È successo lo scorso novembre, quando Mark Warner ha puntato soprattutto sul pericolo che l’applicazione rappresenterebbe per i più piccoli. L’anno nuovo è anche iniziato con una nuova legge che vieta di installare TikTok negli apparecchi governativi statunitensi, una scelta che alcuni osservatori hanno definito un tiepido compromesso che «non farà nulla per proteggere gli interessi di sicurezza nazionale». Ciò nonostante, non sembra essere un segnale di pace.

Le cose non vanno meglio nell’altra sponda dell’Atlantico, dove l’Unione europea è da ormai anni la potenza più attenta e severa nella regulation dei giganti digitali (pochi giorni fa ha multato Meta per trecentonovanta milioni di euro). Per questo, lo scorso martedì, l’amministratore delegato di TikTok Shou Zi Chew, è volato a Bruxelles per incontrare la politica danese Margrethe Vestager, Commissaria europea alla concorrenza.

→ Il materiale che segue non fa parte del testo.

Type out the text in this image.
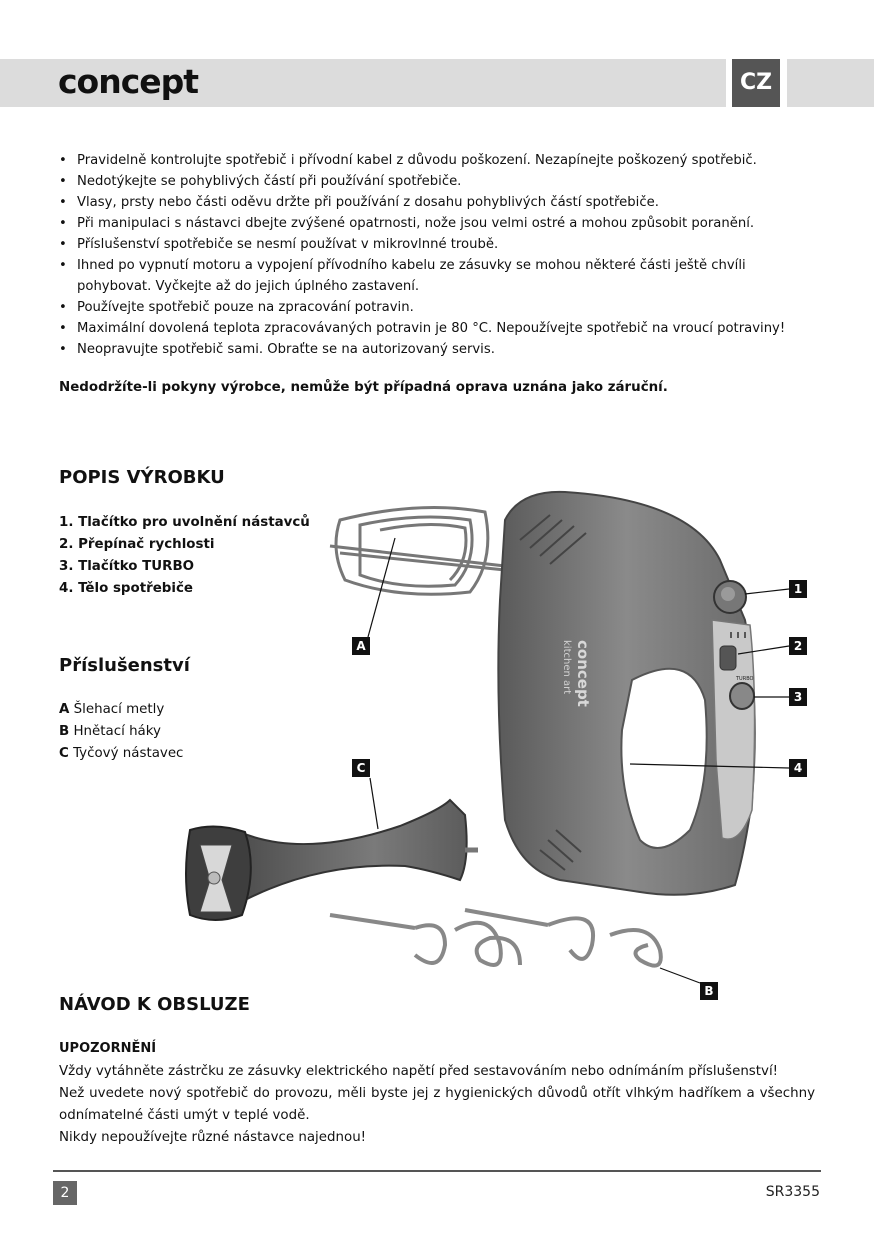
concept	CZ
• Pravidelně kontrolujte spotřebič i přívodní kabel z důvodu poškození. Nezapínejte poškozený spotřebič.
• Nedotýkejte se pohyblivých částí při používání spotřebiče.
• Vlasy, prsty nebo části oděvu držte při používání z dosahu pohyblivých částí spotřebiče.
• Při manipulaci s nástavci dbejte zvýšené opatrnosti, nože jsou velmi ostré a mohou způsobit poranění.
• Příslušenství spotřebiče se nesmí používat v mikrovlnné troubě.
• Ihned po vypnutí motoru a vypojení přívodního kabelu ze zásuvky se mohou některé části ještě chvíli pohybovat. Vyčkejte až do jejich úplného zastavení.
• Používejte spotřebič pouze na zpracování potravin.
• Maximální dovolená teplota zpracovávaných potravin je 80 °C. Nepoužívejte spotřebič na vroucí potraviny!
• Neopravujte spotřebič sami. Obraťte se na autorizovaný servis.
Nedodržíte-li pokyny výrobce, nemůže být případná oprava uznána jako záruční.
POPIS VÝROBKU
1. Tlačítko pro uvolnění nástavců
2. Přepínač rychlosti
3. Tlačítko TURBO
4. Tělo spotřebiče
Příslušenství
A Šlehací metly
B Hnětací háky
C Tyčový nástavec
TURBO
concept
kitchen art
1
2
3
4
A
B
C
NÁVOD K OBSLUZE
UPOZORNĚNÍ

Vždy vytáhněte zástrčku ze zásuvky elektrického napětí před sestavováním nebo odnímáním příslušenství!

Než uvedete nový spotřebič do provozu, měli byste jej z hygienických důvodů otřít vlhkým hadříkem a všechny odnímatelné části umýt v teplé vodě.

Nikdy nepoužívejte různé nástavce najednou!

2	SR3355
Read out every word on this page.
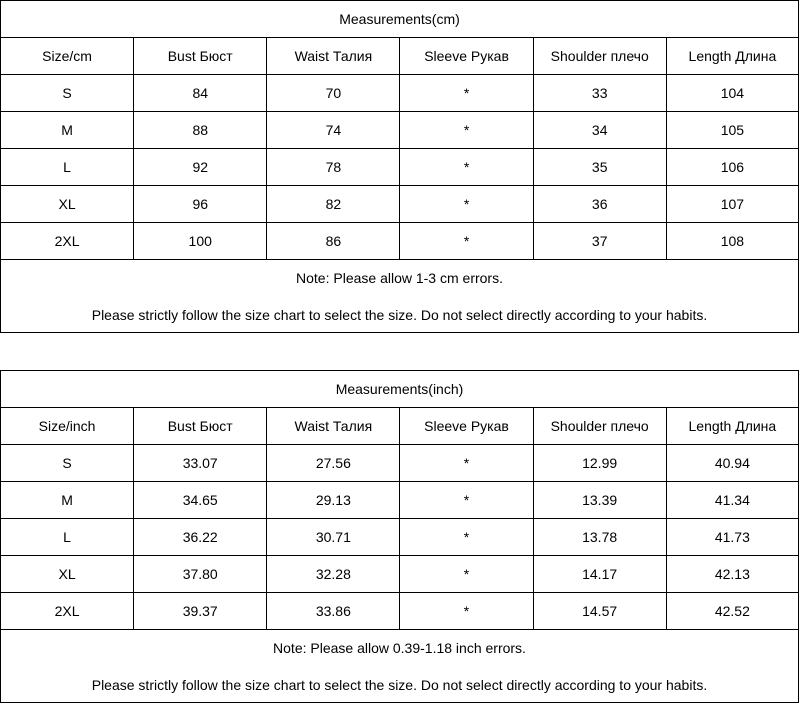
Measurements(cm)					
Size/cm	Bust Бюст	Waist Талия	Sleeve Рукав	Shoulder плечо	Length Длина
S	84	70	*	33	104
M	88	74	*	34	105
L	92	78	*	35	106
XL	96	82	*	36	107
2XL	100	86	*	37	108

Note: Please allow 1-3 cm errors.
Please strictly follow the size chart to select the size. Do not select directly according to your habits.					
Measurements(inch)					
Size/inch	Bust Бюст	Waist Талия	Sleeve Рукав	Shoulder плечо	Length Длина
S	33.07	27.56	*	12.99	40.94
M	34.65	29.13	*	13.39	41.34
L	36.22	30.71	*	13.78	41.73
XL	37.80	32.28	*	14.17	42.13
2XL	39.37	33.86	*	14.57	42.52

Note: Please allow 0.39-1.18 inch errors.
Please strictly follow the size chart to select the size. Do not select directly according to your habits.					
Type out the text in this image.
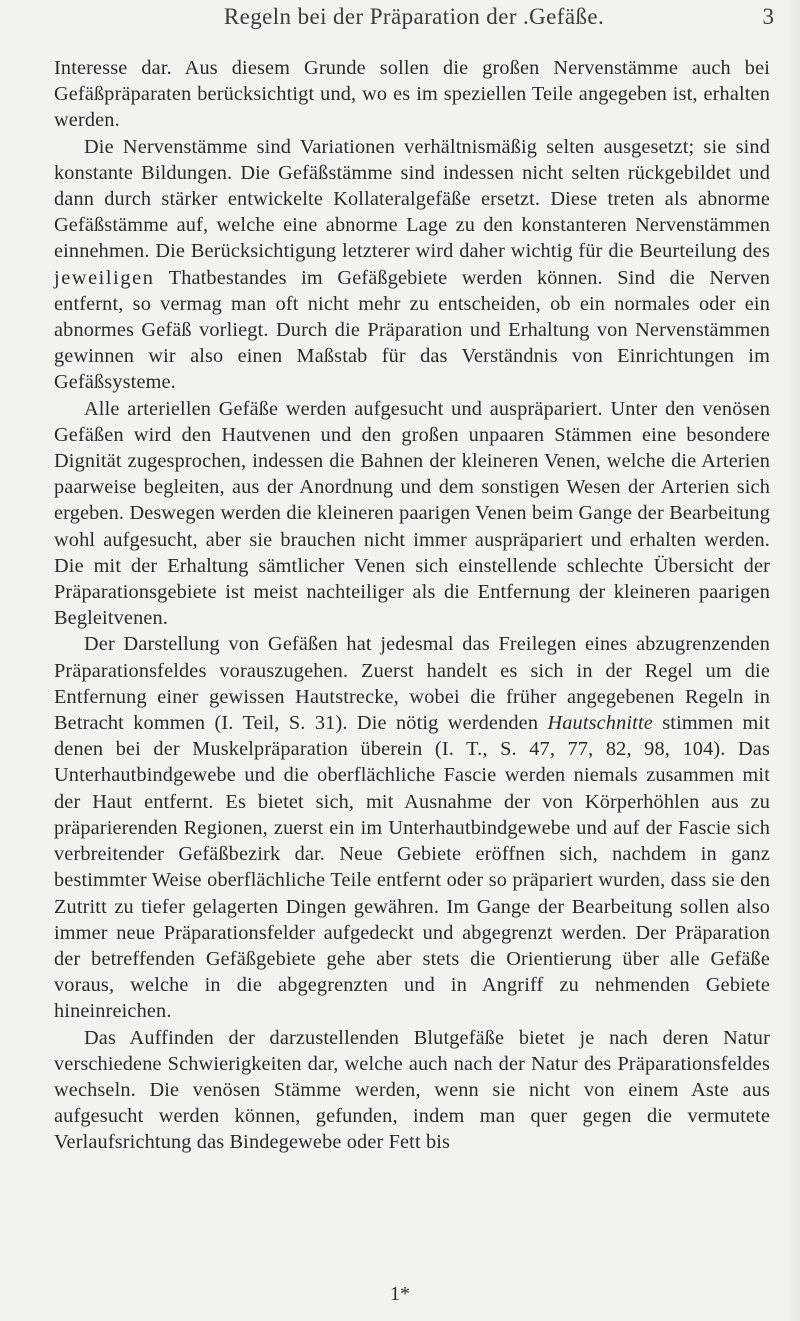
Regeln bei der Präparation der .Gefäße.	3

Interesse dar. Aus diesem Grunde sollen die großen Nervenstämme auch bei Gefäßpräparaten berücksichtigt und, wo es im speziellen Teile angegeben ist, erhalten werden.

Die Nervenstämme sind Variationen verhältnismäßig selten ausgesetzt; sie sind konstante Bildungen. Die Gefäßstämme sind indessen nicht selten rückgebildet und dann durch stärker entwickelte Kollateralgefäße ersetzt. Diese treten als abnorme Gefäßstämme auf, welche eine abnorme Lage zu den konstanteren Nervenstämmen einnehmen. Die Berücksichtigung letzterer wird daher wichtig für die Beurteilung des jeweiligen Thatbestandes im Gefäßgebiete werden können. Sind die Nerven entfernt, so vermag man oft nicht mehr zu entscheiden, ob ein normales oder ein abnormes Gefäß vorliegt. Durch die Präparation und Erhaltung von Nervenstämmen gewinnen wir also einen Maßstab für das Verständnis von Einrichtungen im Gefäßsysteme.

Alle arteriellen Gefäße werden aufgesucht und auspräpariert. Unter den venösen Gefäßen wird den Hautvenen und den großen unpaaren Stämmen eine besondere Dignität zugesprochen, indessen die Bahnen der kleineren Venen, welche die Arterien paarweise begleiten, aus der Anordnung und dem sonstigen Wesen der Arterien sich ergeben. Deswegen werden die kleineren paarigen Venen beim Gange der Bearbeitung wohl aufgesucht, aber sie brauchen nicht immer auspräpariert und erhalten werden. Die mit der Erhaltung sämtlicher Venen sich einstellende schlechte Übersicht der Präparationsgebiete ist meist nachteiliger als die Entfernung der kleineren paarigen Begleitvenen.

Der Darstellung von Gefäßen hat jedesmal das Freilegen eines abzugrenzenden Präparationsfeldes vorauszugehen. Zuerst handelt es sich in der Regel um die Entfernung einer gewissen Hautstrecke, wobei die früher angegebenen Regeln in Betracht kommen (I. Teil, S. 31). Die nötig werdenden Hautschnitte stimmen mit denen bei der Muskelpräparation überein (I. T., S. 47, 77, 82, 98, 104). Das Unterhautbindgewebe und die oberflächliche Fascie werden niemals zusammen mit der Haut entfernt. Es bietet sich, mit Ausnahme der von Körperhöhlen aus zu präparierenden Regionen, zuerst ein im Unterhautbindgewebe und auf der Fascie sich verbreitender Gefäßbezirk dar. Neue Gebiete eröffnen sich, nachdem in ganz bestimmter Weise oberflächliche Teile entfernt oder so präpariert wurden, dass sie den Zutritt zu tiefer gelagerten Dingen gewähren. Im Gange der Bearbeitung sollen also immer neue Präparationsfelder aufgedeckt und abgegrenzt werden. Der Präparation der betreffenden Gefäßgebiete gehe aber stets die Orientierung über alle Gefäße voraus, welche in die abgegrenzten und in Angriff zu nehmenden Gebiete hineinreichen.

Das Auffinden der darzustellenden Blutgefäße bietet je nach deren Natur verschiedene Schwierigkeiten dar, welche auch nach der Natur des Präparationsfeldes wechseln. Die venösen Stämme werden, wenn sie nicht von einem Aste aus aufgesucht werden können, gefunden, indem man quer gegen die vermutete Verlaufsrichtung das Bindegewebe oder Fett bis

1*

Ce n’è bisogno, di visite del genere, visto che, solo negli ultimi mesi, il presidente francese Emmanuel Macron ha attaccato l’app direttamente, definendola «ingannevolmente innocente» e una fonte di «vera dipendenza». Le accuse si inseriscono in un contesto politico delicato, nel quale il social cinese è interessato da due indagini e dovrà agire in fretta per adeguarsi alle nuove regole europee previste dal Digital Services Act, un severo pacchetto da poco approvato dall’Unione europea.

Come scrive Politico, TikTok è accusata di aver già violato la privacy dei suoi utenti tutelata dal Gdpr (la General Data Protection Regulation, norma europea per la sicurezza dei dati online: quella dei cookies nei siti internet, per dire), le cui multe potrebbero «arrivare fino al quattro per cento del fatturato globale dell’azienda». È solo l’inizio: quelle previste dal Digital Services Act, che entrerà in vigore a metà del 2023, sono ancora più alte.

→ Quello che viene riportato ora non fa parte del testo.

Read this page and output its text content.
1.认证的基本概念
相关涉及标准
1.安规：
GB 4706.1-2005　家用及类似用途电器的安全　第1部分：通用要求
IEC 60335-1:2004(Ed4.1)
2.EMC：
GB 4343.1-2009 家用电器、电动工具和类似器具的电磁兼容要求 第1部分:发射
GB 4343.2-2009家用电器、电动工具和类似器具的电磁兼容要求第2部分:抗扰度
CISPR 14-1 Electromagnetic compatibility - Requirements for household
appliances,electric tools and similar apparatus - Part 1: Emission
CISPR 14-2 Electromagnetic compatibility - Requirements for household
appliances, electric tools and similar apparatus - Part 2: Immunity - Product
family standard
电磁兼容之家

È la tempesta perfetta, in cui un certo sospetto nei confronti dei rapporti tra ByteDance e il governo di Pechino si fonde con la necessità di proteggere gli utenti e certi interessi industriali. TikTok, infatti, ha enorme successo, tanto da influenzare la concorrenza statunitense, che si è adattata più o meno goffamente al nuovo corso, proponendo Reels, Shorts e altri formati di video verticali e brevi. Il social cinese è stato forse il principale agente di cambiamento per la Silicon Valley nell’ultimo anno.

Inchieste come quelle condotte dal sito BuzzFeed News hanno dimostrato che il quartiere generale cinese di TikTok, nonostante le rassicurazioni dei loro vertici, ha ancora accesso diretto ai dati degli utenti statunitensi ed europei. In uno scenario geopolitico instabile, l’ascesa strepitosa del social ha accesso anche i timori che un servizio tanto divertente e irresistibile possa essere un cavallo di Troia di Pechino – «per l’influenza cinese, per lo spionaggio o forse per entrambi», come scrive il New York Times.

Il quotidiano nota anche che lo stesso social «sia un prodotto dell’Occidente quanto lo è della Cina», raccontando come ByteDance sia nata dalla fusione di idee, risorse umane e capitali che molto hanno goduto dalle relazioni tra Stati Uniti e Cina negli ultimi cinquant’anni. «Gli Usa hanno cercato di corteggiare la Cina con il fascino del loro modello e i benefici dell’ordine internazionale esistente, nella speranza che un’economia di mercato liberalizzata portasse anche a riforme politiche interne. Non è successo, ovviamente, ma il settore tech cinese ha comunque imparato la lezione da quello statunitense. E anche piuttosto bene. Forse – è questo il timore crescente in Occidente – pure troppo.